Most of the scientific world's knowledge of the
species comes from 'QiQi', a male baiji that was rescued by the IHB in 1980 and
died in 2002. Wang Kexiong who, along with his colleagues, had been taking care
of QiQi, conceded that with his death in 2002, many people probably lost their
last chance to cast eyes on the quickly vanishing species.

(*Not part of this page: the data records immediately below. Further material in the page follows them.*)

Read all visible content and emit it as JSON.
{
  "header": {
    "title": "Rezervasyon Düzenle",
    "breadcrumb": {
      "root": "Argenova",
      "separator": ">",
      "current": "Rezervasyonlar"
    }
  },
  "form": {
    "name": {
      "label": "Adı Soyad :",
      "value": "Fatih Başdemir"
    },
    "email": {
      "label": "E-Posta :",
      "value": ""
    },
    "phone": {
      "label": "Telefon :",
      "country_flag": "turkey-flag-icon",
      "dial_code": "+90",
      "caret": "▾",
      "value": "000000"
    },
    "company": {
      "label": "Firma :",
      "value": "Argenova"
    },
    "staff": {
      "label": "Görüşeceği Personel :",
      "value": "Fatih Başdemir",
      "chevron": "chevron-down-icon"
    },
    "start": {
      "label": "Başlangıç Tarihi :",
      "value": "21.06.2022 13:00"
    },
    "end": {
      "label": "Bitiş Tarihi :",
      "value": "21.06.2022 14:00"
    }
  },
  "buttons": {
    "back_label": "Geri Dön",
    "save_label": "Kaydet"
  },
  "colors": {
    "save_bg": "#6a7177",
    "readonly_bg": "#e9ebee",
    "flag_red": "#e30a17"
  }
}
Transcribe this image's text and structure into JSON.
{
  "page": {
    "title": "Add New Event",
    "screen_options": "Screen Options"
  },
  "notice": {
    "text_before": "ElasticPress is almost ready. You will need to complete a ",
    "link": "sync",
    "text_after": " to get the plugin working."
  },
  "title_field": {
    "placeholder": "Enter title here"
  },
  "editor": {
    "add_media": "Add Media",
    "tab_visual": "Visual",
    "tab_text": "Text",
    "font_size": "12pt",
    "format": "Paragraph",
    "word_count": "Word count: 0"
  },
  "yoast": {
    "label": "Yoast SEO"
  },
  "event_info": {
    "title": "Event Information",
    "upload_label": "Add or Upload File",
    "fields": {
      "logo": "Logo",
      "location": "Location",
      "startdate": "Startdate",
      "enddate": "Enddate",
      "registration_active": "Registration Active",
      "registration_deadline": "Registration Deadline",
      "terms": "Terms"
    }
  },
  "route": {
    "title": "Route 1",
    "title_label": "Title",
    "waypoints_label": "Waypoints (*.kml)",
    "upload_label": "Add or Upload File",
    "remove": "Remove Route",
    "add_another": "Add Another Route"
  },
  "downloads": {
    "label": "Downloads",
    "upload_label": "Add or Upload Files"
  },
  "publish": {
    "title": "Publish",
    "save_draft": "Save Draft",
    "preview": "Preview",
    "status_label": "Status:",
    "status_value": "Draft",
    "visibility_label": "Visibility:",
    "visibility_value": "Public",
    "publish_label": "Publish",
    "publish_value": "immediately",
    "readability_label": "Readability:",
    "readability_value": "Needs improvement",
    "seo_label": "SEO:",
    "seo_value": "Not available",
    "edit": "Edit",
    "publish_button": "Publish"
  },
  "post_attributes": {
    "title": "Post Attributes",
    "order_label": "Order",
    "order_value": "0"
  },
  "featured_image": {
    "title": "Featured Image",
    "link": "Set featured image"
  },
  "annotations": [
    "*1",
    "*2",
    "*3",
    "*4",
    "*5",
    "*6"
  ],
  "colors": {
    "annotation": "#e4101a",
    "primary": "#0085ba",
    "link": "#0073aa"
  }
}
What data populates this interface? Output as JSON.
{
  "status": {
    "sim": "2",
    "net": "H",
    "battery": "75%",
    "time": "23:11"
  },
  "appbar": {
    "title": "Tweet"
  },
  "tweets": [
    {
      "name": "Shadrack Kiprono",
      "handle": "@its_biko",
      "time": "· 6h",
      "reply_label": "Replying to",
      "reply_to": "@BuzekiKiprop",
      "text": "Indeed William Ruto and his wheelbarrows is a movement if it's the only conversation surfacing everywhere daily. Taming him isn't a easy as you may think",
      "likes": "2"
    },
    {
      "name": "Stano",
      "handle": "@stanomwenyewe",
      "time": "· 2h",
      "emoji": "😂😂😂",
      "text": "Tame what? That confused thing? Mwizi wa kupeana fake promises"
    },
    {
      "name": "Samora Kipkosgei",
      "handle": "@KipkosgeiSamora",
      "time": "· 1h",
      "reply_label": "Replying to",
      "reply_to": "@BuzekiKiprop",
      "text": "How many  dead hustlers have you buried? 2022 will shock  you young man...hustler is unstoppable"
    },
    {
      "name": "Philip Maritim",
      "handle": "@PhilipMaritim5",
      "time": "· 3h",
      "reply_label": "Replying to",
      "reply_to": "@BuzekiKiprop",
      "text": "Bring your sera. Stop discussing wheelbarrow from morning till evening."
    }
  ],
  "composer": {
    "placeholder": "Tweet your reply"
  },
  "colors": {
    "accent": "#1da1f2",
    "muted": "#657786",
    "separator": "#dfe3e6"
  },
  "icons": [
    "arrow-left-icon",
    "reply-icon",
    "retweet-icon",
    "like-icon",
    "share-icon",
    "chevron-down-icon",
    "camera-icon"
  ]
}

"The Baiji is very friendly to humankind -- even
though he had sharp teeth, QiQi would never attack people standing nearby. If he
was unhappy with us, he would simply tap us with his tail -- at 2.5 meters long
and weighing in at 200kg, QiQi could have given us a much more powerful whack if
he had wanted to," said Wang.
Wang added that, "The baiji has feelings and
thoughts, just like other mammals -- we could sense QiQi was lonely at times but
he was relatively happy when people were in his company. It's just a pity we
failed to find him a mate -- the baiji usually lives in a nuclear family."
Wang Kexiong expressed his concerns for the future of
the Yangtze's entire ecological system stating that, "Cetaceans (whales,
dolphins and porpoise) live at the top of the food chain -- if they are
threatened by extinction, it means that their food sources are also dwindling
and biodiversity in the Yangtze River is degenerating."